### What is a Formal Proof?

#### Posted by Mike Shulman

There’s been some discussion recently in the homotopy type theory community about questions like “must type-checking always be decidable?” While the specific phrasing of this question is specific to type theory (and somewhat technical as well), it is really a manifestation of a deeper and more general question: what is a formal proof?

At one level, the answer to this question is a matter of definition: any particular foundational system for mathematics *defines* what it considers to be a “formal proof”. However, the current discussions are motivated by questions in the *design* of foundational systems, so this is not the relevant answer. Instead the question is what properties should a notion of “formal proof” satisfy for it to be worthy of the name?
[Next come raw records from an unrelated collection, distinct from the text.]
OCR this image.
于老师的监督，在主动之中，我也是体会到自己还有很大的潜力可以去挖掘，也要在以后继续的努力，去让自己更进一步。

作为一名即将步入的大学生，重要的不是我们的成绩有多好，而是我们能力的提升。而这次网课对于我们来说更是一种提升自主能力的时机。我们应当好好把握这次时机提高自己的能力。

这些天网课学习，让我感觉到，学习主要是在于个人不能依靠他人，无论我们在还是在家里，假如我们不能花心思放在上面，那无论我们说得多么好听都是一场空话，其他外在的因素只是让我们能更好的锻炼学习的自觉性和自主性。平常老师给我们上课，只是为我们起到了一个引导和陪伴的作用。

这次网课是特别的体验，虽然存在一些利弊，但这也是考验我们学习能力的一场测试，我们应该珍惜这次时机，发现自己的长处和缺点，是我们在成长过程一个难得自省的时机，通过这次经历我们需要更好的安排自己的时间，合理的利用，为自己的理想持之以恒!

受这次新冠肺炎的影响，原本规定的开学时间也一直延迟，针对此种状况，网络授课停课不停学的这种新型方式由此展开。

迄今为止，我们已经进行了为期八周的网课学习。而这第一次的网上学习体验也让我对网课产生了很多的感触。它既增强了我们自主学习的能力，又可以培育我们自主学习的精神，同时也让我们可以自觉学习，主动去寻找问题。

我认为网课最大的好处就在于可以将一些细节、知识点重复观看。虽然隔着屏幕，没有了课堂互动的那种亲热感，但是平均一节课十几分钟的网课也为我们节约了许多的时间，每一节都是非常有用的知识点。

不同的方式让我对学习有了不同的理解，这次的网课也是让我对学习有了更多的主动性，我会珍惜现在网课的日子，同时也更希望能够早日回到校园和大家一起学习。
To start with let me emphasize that whenever I say a “proof” I will mean a *correct* proof. In addition to defining a notion of (correct) formal proof, a foundational system often defines some class of “arguments” that may or may not be correct; but for now, let’s just consider the correct proofs.

I’m inclined to claim that the real *sine qua non* of a notion of “formal proof” is a **soundness theorem**. That means that if we can prove $C$ (in some formal system) under hypotheses $A$ and $B$, say, and we know (externally to the formal system) that $A$ and $B$ are true, we ought to be able to conclude (again externally) that $C$ is also true. For if a proof doesn’t guarantee the truth of its conclusion, what good is it to prove anything?

To be sure, categorical logicians want more than a simple soundness theorem that refers to “truth”: we want to be able to interpret proofs in arbitrary sufficiently structured categories. More precisely, proofs should provide a means of constructing an initial (or free) category of some sort, which we can map uniquely into any other such category $\mathcal{C}$ to interpret proofs in terms of objects and morphisms in $\mathcal{C}$. An ordinary soundness theorem is just the special case of this when $\mathcal{C}$ is a category that we consider “the real world”, such as a category of sets. We might also want to have a dual “completeness theorem” that everything true is provable, in some sense. However, while those are all nice, without *at least* a simple soundness theorem I think it’s hard to justify calling something a “proof”.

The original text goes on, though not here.